Tenzix - Energy Failure in Portuguese Datacenters – Incident details

Energy Failure in Portuguese Datacenters

Resolved
Operational
Started 2 months agoLasted about 11 hours

Affected

Datacenters

Operational from 11:06 AM to 1:57 PM, Major outage from 1:57 PM to 2:58 PM, Operational from 1:57 PM to 2:58 PM, Major outage from 2:58 PM to 10:00 AM, Operational from 10:06 PM to 10:00 AM

LX1

Operational from 11:06 AM to 2:58 PM, Major outage from 2:58 PM to 10:00 AM, Operational from 10:06 PM to 10:00 AM

OPO1

Operational from 11:06 AM to 1:57 PM, Major outage from 1:57 PM to 10:00 AM, Operational from 10:06 PM to 10:00 AM

Tenzix Ecosystem

Operational from 11:06 AM to 3:21 PM, Major outage from 3:21 PM to 10:00 AM, Partial outage from 9:26 PM to 10:00 AM, Operational from 10:06 PM to 10:00 AM

tenzix.com

Operational from 11:06 AM to 3:21 PM, Major outage from 3:21 PM to 9:26 PM, Partial outage from 9:26 PM to 10:00 AM, Operational from 10:06 PM to 10:00 AM

dash.tenzix.com

Operational from 11:06 AM to 3:21 PM, Major outage from 3:21 PM to 10:00 AM, Operational from 10:06 PM to 10:00 AM

Updates
  • Update
    Update

    Yesterday, starting at 15:28, Lisbon Time, all Tenzix services became unavailable due to a nationwide power outage.

    Even though the power outage started at 11:33, our backup energy systems picked up the workload and allowed us to continue operating normally.

    Unfortunately, at 15:28 one of the generators powering the data center failed, making the energy systems unstable.

    Afterward, a second unit started to fail as it was overheating from the extra workload, leading to another failure.

    Our team was on-site and of site monitoring and updating all our customers and partners and trying to restore our normal operations.

    At 17:45, our remote team rerouted our main website to a new server allowing us to better notify customers unaware of what was going on.

    Even though the power grid started to come back online prior to the service restoration, we took precautions by checking all services to prevent damage.

    Everything is now operational and all systems are restored to full capacity.

    After this incident, we've decided to credit our users, even though we are below our annual SLA. We will be giving this credit to users who open a ticket and make that request to our sales team.

    We're sorry for this incident that was beyond our control. 

    We are already working with our data center operator to check what can be done better next time on our side to prevent such a drastic downtime.

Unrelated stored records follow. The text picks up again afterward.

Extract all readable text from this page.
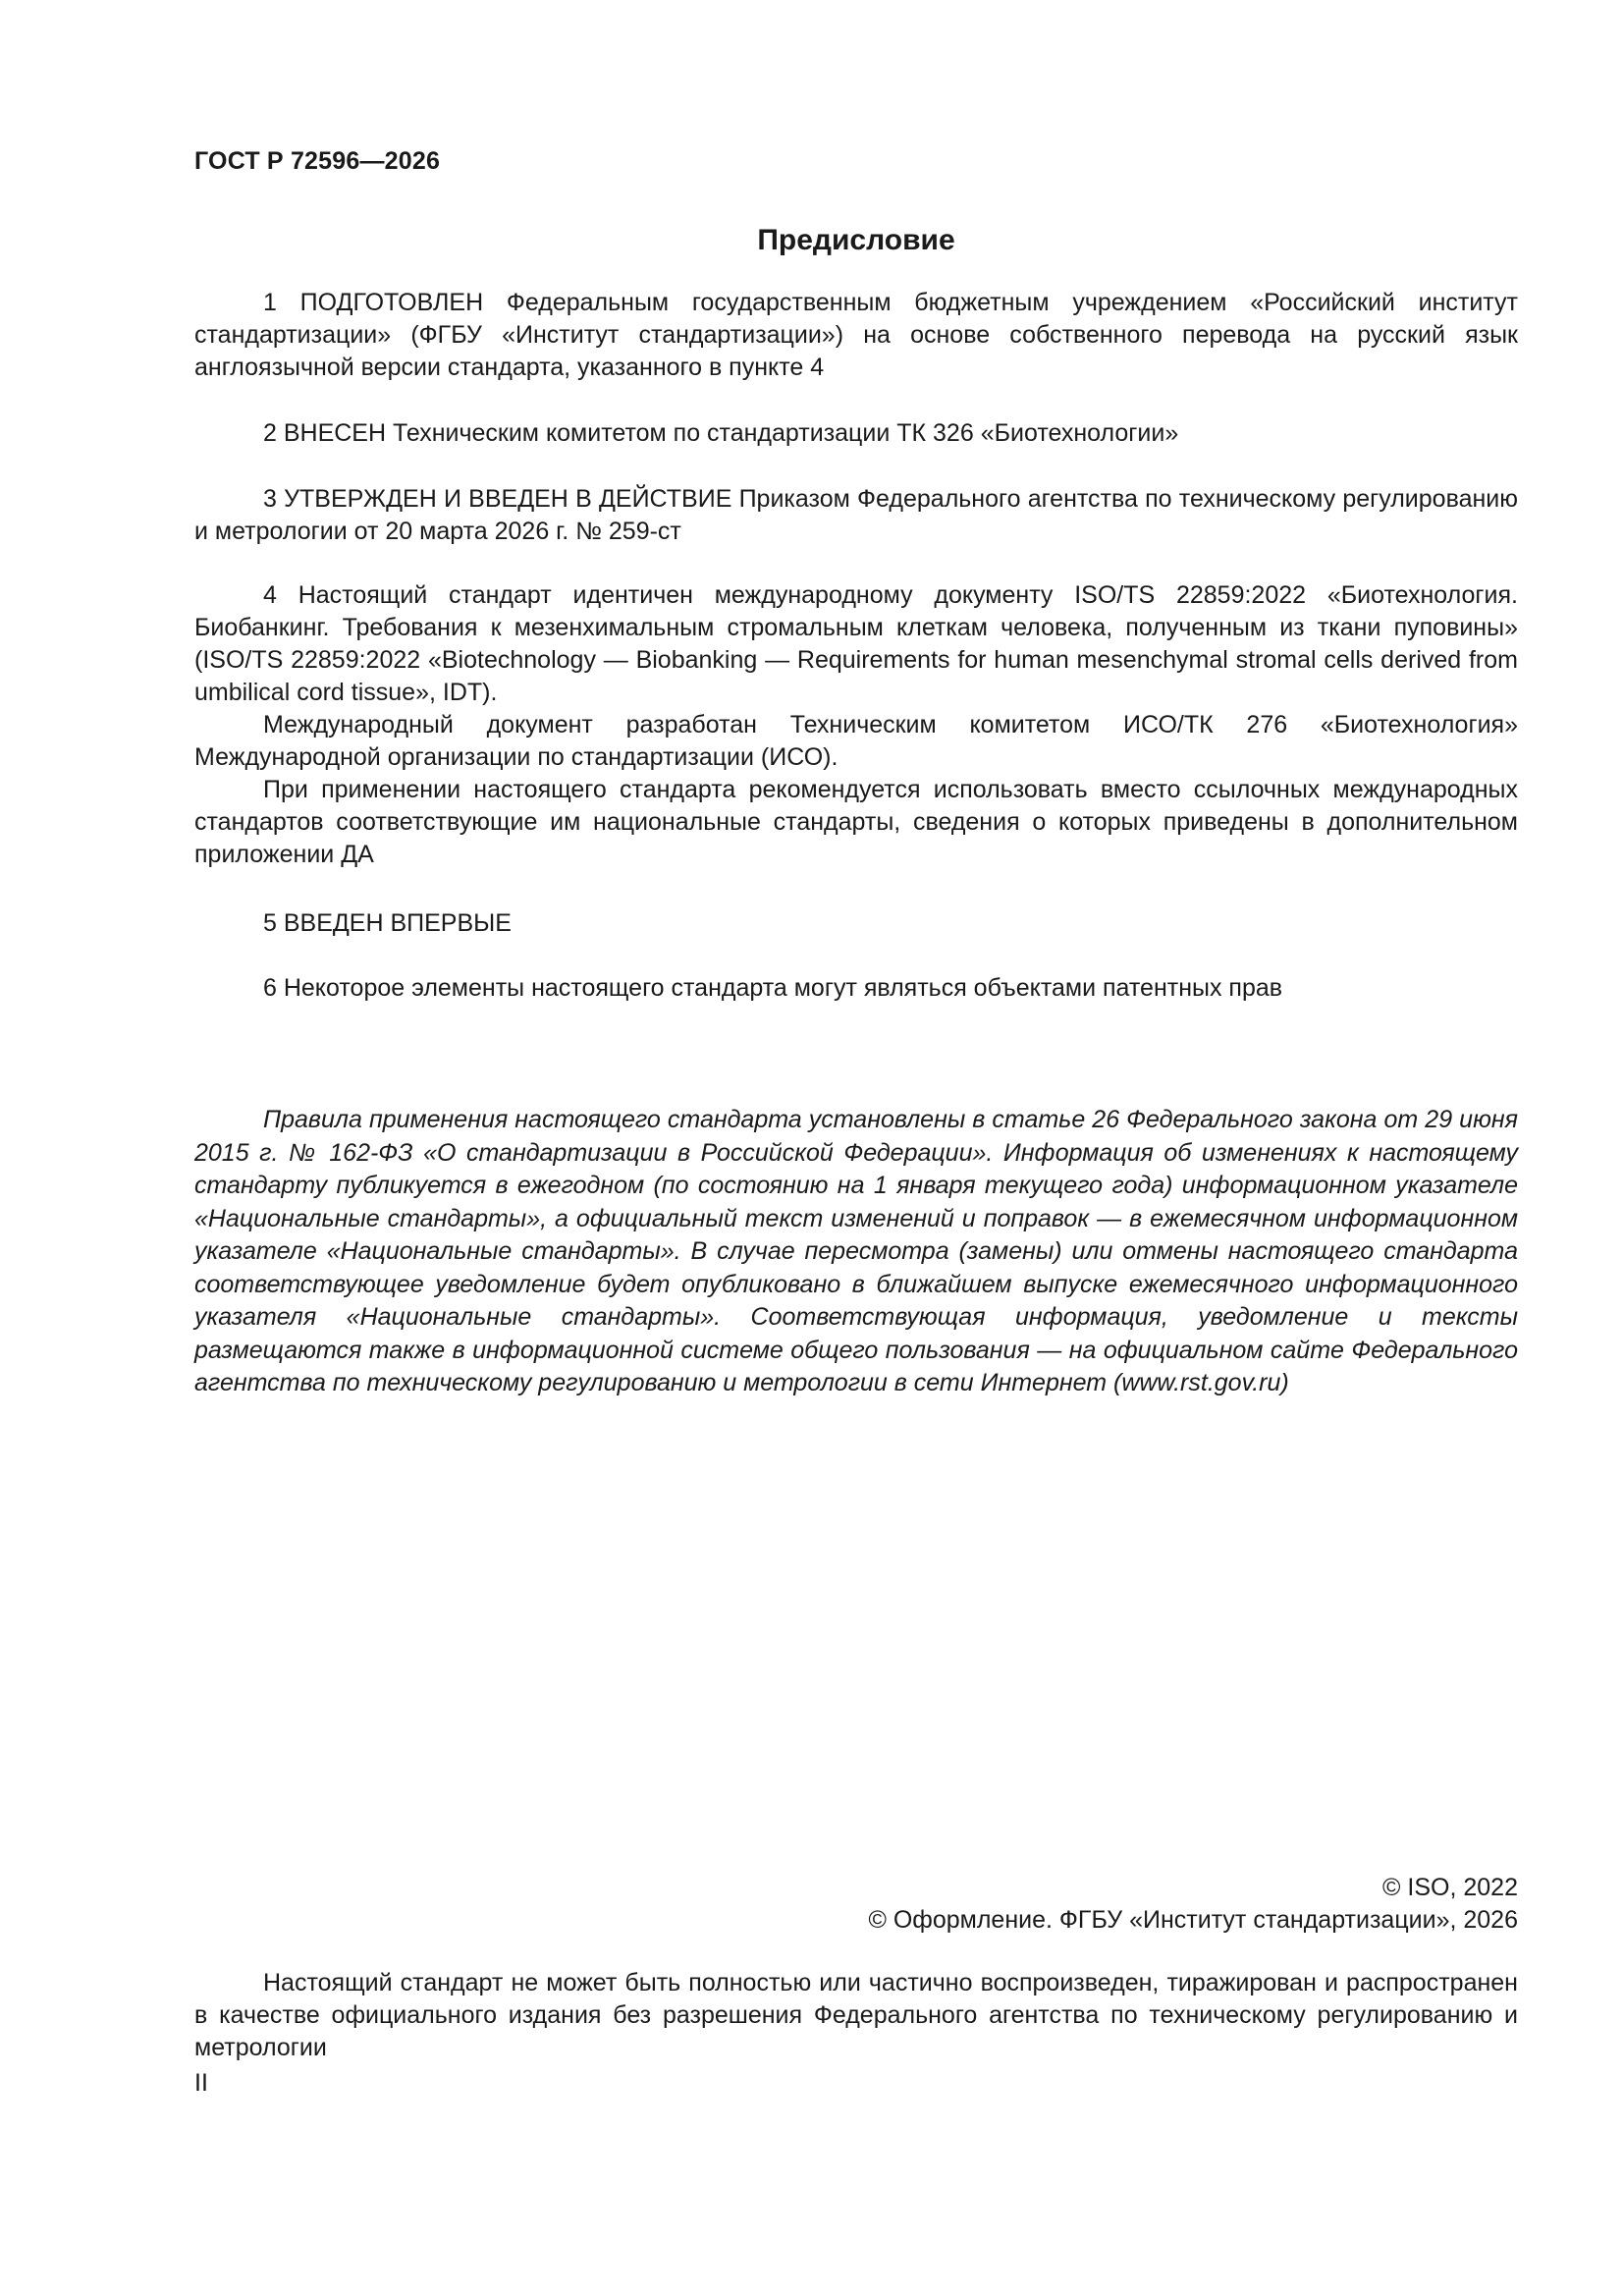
ГОСТ Р 72596—2026
Предисловие

1 ПОДГОТОВЛЕН Федеральным государственным бюджетным учреждением «Российский институт стандартизации» (ФГБУ «Институт стандартизации») на основе собственного перевода на русский язык англоязычной версии стандарта, указанного в пункте 4

2 ВНЕСЕН Техническим комитетом по стандартизации ТК 326 «Биотехнологии»

3 УТВЕРЖДЕН И ВВЕДЕН В ДЕЙСТВИЕ Приказом Федерального агентства по техническому регулированию и метрологии от 20 марта 2026 г. № 259-ст

4 Настоящий стандарт идентичен международному документу ISO/TS 22859:2022 «Биотехнология. Биобанкинг. Требования к мезенхимальным стромальным клеткам человека, полученным из ткани пуповины» (ISO/TS 22859:2022 «Biotechnology — Biobanking — Requirements for human mesenchymal stromal cells derived from umbilical cord tissue», IDT).

Международный документ разработан Техническим комитетом ИСО/ТК 276 «Биотехнология» Международной организации по стандартизации (ИСО).

При применении настоящего стандарта рекомендуется использовать вместо ссылочных международных стандартов соответствующие им национальные стандарты, сведения о которых приведены в дополнительном приложении ДА

5 ВВЕДЕН ВПЕРВЫЕ

6 Некоторое элементы настоящего стандарта могут являться объектами патентных прав

Правила применения настоящего стандарта установлены в статье 26 Федерального закона от 29 июня 2015 г. № 162-ФЗ «О стандартизации в Российской Федерации». Информация об изменениях к настоящему стандарту публикуется в ежегодном (по состоянию на 1 января текущего года) информационном указателе «Национальные стандарты», а официальный текст изменений и поправок — в ежемесячном информационном указателе «Национальные стандарты». В случае пересмотра (замены) или отмены настоящего стандарта соответствующее уведомление будет опубликовано в ближайшем выпуске ежемесячного информационного указателя «Национальные стандарты». Соответствующая информация, уведомление и тексты размещаются также в информационной системе общего пользования — на официальном сайте Федерального агентства по техническому регулированию и метрологии в сети Интернет (www.rst.gov.ru)
© ISO, 2022
© Оформление. ФГБУ «Институт стандартизации», 2026
Настоящий стандарт не может быть полностью или частично воспроизведен, тиражирован и распространен в качестве официального издания без разрешения Федерального агентства по техническому регулированию и метрологии
II
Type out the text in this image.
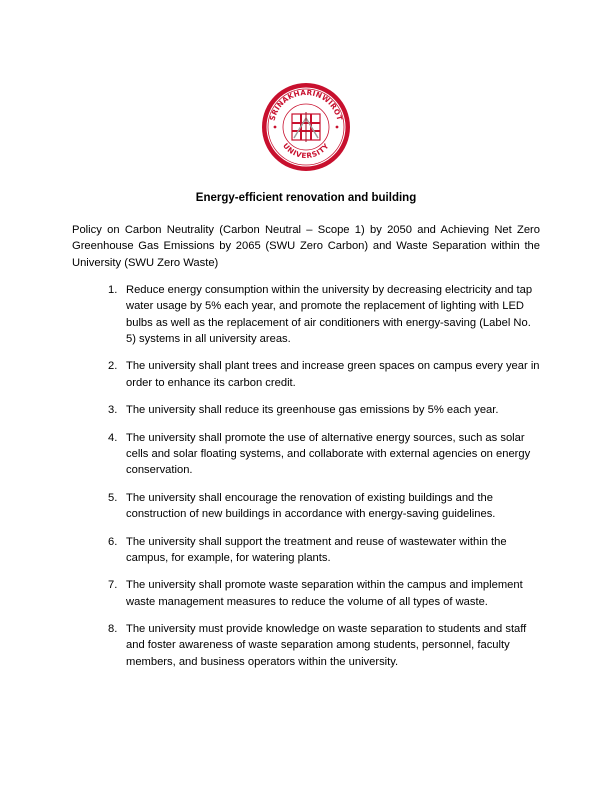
SRINAKHARINWIROT
UNIVERSITY
Energy-efficient renovation and building
Policy on Carbon Neutrality (Carbon Neutral – Scope 1) by 2050 and Achieving Net Zero Greenhouse Gas Emissions by 2065 (SWU Zero Carbon) and Waste Separation within the University (SWU Zero Waste)
1. Reduce energy consumption within the university by decreasing electricity and tap water usage by 5% each year, and promote the replacement of lighting with LED bulbs as well as the replacement of air conditioners with energy-saving (Label No. 5) systems in all university areas.
2. The university shall plant trees and increase green spaces on campus every year in order to enhance its carbon credit.
3. The university shall reduce its greenhouse gas emissions by 5% each year.
4. The university shall promote the use of alternative energy sources, such as solar cells and solar floating systems, and collaborate with external agencies on energy conservation.
5. The university shall encourage the renovation of existing buildings and the construction of new buildings in accordance with energy-saving guidelines.
6. The university shall support the treatment and reuse of wastewater within the campus, for example, for watering plants.
7. The university shall promote waste separation within the campus and implement waste management measures to reduce the volume of all types of waste.
8. The university must provide knowledge on waste separation to students and staff and foster awareness of waste separation among students, personnel, faculty members, and business operators within the university.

    For starters, our website will now be routed through 2 different countries, to prevent communication issues like this. All our email services were down because we relied on a single location.

    As so, we're moving some of our services to new geo-redundant solutions.

    As for DNS services for customers, we will be adding another external location for redundancy. 

    Thanks for your continued trust and for making us want to improve for you.

  • Resolved
    Resolved

    All services are now online. We will be moving back our website so that it's back to it's normal operations.

    Please, open a ticket to claim your SLA Credit. It will be given to users starting tomorrow evening.

    We will also be posting an announcement regarding this incident and explaining all that happened with more detail than in our status page.

    Thanks for your understanding.

  • Update
    Update

    Energy was fully restored in our Porto Datacenter.

    Our systems are currently recovering.

  • Monitoring
    Monitoring

    All of our generators in our LX1 datacenters have ran out of Diesel.

    We're already waiting for a refill. Our technicians are already on site trying to re stablish all services.

  • Update
    Update

    We are continuing to work on a fix for this incident. Unfortunately our LX1 datacenters is now being affected as well.

    We will keep updating this incident as we receive new information.

  • Update
    Update

    Due to this incident some additional packet loss is being detected. We're working on restoring to normal values all our infrastructure.

  • Identified
    Identified

    We are currently facing a major power grid failure in both our portuguese datacenters.

    We are currently running on our backup energy systems. We will update once everything is restored.